Proxy generated from example:

```typescript
export class RootNameProxy {
public readonly foo: string;
public readonly baz: number | null;
public static Parse(d: string): RootNameProxy {
return RootNameProxy.Create(JSON.parse(d));
}
public static Create(d: any): RootNameProxy {
if (d === null || d === undefined) {
throwNull2NonNull("RootName");
} else if (typeof(d) !== 'object') {
throwNotObject("RootName");
} else if (Array.isArray(d)) {
throwIsArray("RootName");
}
return new RootNameProxy(d);
}
private constructor(d: any) {
checkString(d.foo, false);
this.foo = d.foo;
checkNumber(d.baz, true);
if (d.baz === undefined) {
d.baz = null;
}
this.baz = d.baz;
}
}
```

Example TypeScript code using proxy class:

```typescript
import {RootNameProxy} from './proxies';

// RootName.Create will throw an exception if rawJson does not match the type of RootName.
const proxyObject = RootNameProxy.Parse('{"foo": "bar"}');
// Now, you can access all of the properties of the JSON object with confidence that they
// actually exist.
let foo = proxyObject.foo; // TypeScript knows foo is a string
// If one of the properties on the proxy is optional, then it will have a null value.
let baz = proxyObject.baz; // TypeScript knows baz is number | null. In this case, it will be null.
```

### Using Interfaces

For a lighterweighter option that provides no runtime guarantees, MakeTypes can also generate TypeScript interfaces that describe the expected structure of
JSON objects.

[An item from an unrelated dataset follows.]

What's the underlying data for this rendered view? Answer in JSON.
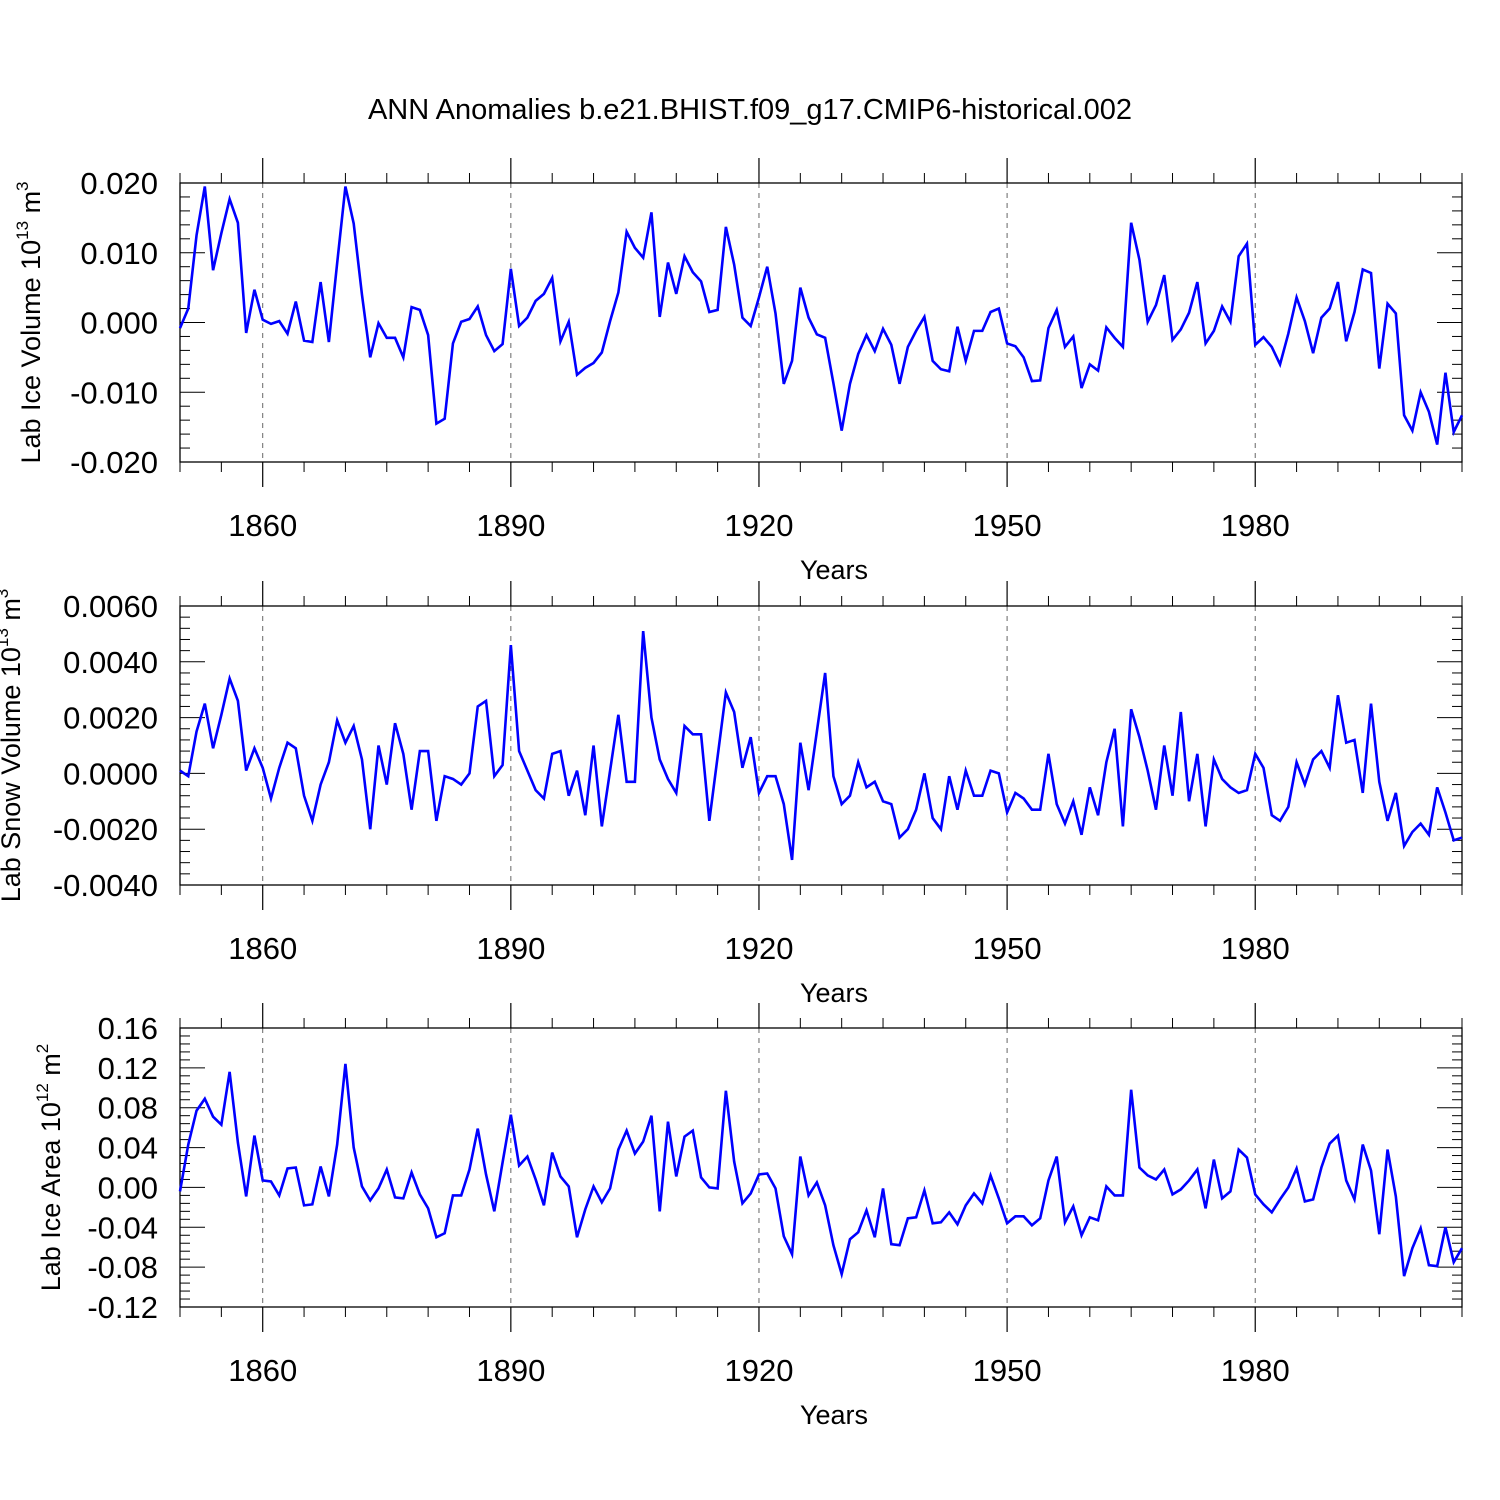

You can use these interfaces to typecheck code that interacts with JSON objects, but they cannot check if the JSON objects obey the static
type at runtime.

Interfaces also succinctly express the static type that MakeTypes is inferring from your samples, so this feature can be a good debugging mechanism.

Example `samples.json`:

```json
[
{
"foo": "lalala"
},
{
"foo": "hello",
"baz": 32
}
]
```

Generation command:

make_types -i interfaces.ts samples.json RootName

Interface generated from example:

```typescript
export interface RootName {
foo: string;
baz?: number | null;
}
```

Example TypeScript code using interfaces:

```typescript
import {RootName} from './interfaces';

const rawJson = JSON.parse('{"foo": "bar"}');
let foo = rawJson.foo; // TypeScript knows foo i a string
let baz = rawJson.baz; // TypeScript knows that baz is an optional field that may not be there.
```

## Inspiration / Technique

MakeTypes uses the Common Preferred Shape Relation from Petricek et al.'s PLDI 2016 paper, ["Types from Data: Making Structured Data First-Class Citizens in F#"](https://dl.acm.org/citation.cfm?id=2908115).
Since JavaScript/TypeScript lacks a distinction between integer and floating point types, we merge the `float` and `int` types into a `number` type.